Primero, mediante la desnaturalización de las elecciones locales, convirtiéndolas en un anticipo de unas presidenciales no previstas, por cierto, en la Constitución. Los mismos partidos políticos, que ajenos a la democracia interna exigida por la Constitución (art. 6), evitan a toda costa unas primarias auténticas en el seno de cada uno de ellos, desnaturalizan las elecciones locales convirtiéndolas en primarias entre sus líderes. Y en vez de plantear opciones municipales concretas, como la lógica de las instituciones requiere, se va a una alternativa entre opciones globales y personalizadas.

Con escaso contenido objetivo, por cierto, y éste es el segundo rasgo de la radicalización. El PP pretende desde 1989 desalojar al PSOE sin dar otra razón que la imperatividad del cambio a toda costa. El "váyase, señor González" es la réplica histórica e invertida al "¡Maura no!". Los errores de Maura y, más aún, de los mauristas, fueron incontables. Pero la actitud del entonces bloque de izquierdas, al destruir el partido conservador, minó los cimientos del propio sistema político.

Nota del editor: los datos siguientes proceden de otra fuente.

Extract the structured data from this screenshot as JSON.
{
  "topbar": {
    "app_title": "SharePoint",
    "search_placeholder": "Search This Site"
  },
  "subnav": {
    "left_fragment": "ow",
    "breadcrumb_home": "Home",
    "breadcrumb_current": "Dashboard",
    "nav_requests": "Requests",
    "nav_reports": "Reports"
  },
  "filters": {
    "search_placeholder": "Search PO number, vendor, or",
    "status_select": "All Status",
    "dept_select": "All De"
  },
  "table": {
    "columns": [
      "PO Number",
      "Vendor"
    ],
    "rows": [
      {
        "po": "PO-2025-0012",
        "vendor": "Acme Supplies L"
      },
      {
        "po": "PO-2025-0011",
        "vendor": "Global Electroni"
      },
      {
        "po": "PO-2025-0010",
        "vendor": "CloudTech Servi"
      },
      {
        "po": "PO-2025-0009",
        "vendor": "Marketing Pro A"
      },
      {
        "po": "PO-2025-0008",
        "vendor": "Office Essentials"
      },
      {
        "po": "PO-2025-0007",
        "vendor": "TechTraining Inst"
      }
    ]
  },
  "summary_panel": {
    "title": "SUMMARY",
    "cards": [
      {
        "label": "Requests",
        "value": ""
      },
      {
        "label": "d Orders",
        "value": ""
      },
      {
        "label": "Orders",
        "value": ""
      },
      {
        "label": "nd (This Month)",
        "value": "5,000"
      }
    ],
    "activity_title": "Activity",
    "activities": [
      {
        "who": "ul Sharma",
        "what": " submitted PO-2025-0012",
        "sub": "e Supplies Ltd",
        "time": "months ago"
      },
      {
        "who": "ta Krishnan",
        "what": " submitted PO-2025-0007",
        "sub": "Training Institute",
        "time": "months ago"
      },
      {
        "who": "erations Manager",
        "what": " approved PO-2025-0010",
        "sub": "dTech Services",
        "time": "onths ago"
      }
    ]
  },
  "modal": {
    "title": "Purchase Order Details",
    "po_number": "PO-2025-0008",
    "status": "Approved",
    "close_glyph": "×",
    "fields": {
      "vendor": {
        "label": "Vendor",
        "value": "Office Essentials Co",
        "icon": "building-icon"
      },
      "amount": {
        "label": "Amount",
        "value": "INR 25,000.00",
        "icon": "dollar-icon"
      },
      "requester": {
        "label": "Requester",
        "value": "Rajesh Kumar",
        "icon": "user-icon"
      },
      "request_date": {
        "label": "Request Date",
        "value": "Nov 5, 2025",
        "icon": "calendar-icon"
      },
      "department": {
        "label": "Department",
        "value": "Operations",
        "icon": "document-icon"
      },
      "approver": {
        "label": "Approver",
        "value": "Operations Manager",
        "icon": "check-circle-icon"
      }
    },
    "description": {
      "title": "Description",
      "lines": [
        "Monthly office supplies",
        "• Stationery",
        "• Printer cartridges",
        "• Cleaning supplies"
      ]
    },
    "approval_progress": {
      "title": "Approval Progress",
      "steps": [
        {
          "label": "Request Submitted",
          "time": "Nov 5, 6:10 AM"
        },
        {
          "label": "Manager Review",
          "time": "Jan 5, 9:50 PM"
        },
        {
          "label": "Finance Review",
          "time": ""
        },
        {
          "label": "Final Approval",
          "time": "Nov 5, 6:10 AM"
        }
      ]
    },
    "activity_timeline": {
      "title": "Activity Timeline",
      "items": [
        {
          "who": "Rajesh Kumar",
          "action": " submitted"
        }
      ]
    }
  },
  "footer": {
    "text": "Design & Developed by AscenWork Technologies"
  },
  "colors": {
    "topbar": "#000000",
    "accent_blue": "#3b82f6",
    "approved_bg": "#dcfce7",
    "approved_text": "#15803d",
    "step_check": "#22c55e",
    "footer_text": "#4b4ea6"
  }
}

La inmediata consecuencia de tal actitud es la descalificación global por los socialistas de la alternativa popular como derecha socialmente cavernaria, retrotrayendo el debate a fechas tales que la imputación es peor que falsa; es anacrónica.

Ahora bien -y tal es el tercer rasgo-, al tildar de ultramontana a una fuerza política cuyos programas siguen sin conocerse ni debatirse, el partido del Gobierno se siente tentado, acia una mayor demagogia. Para oponerse a lo que se quiere presentar como derecha, resulta preciso ofrecerse como izquierda. Si aquélla es derechona, ésta tiene que ser radical. Y si la feliz alianza con los nacionalistas es garantía frente a ello, los posibles pactos postelectorales con Izquierda Unida van en tal sentido. Y hoy la demagogia en el campo de las migraciones -léase extranjería y asilo-, de la seguridad, las relaciones exteriores o la fiscalidad, atentan seriamente al Estado.

Las esfinges suelen aparecer en la encrucijada.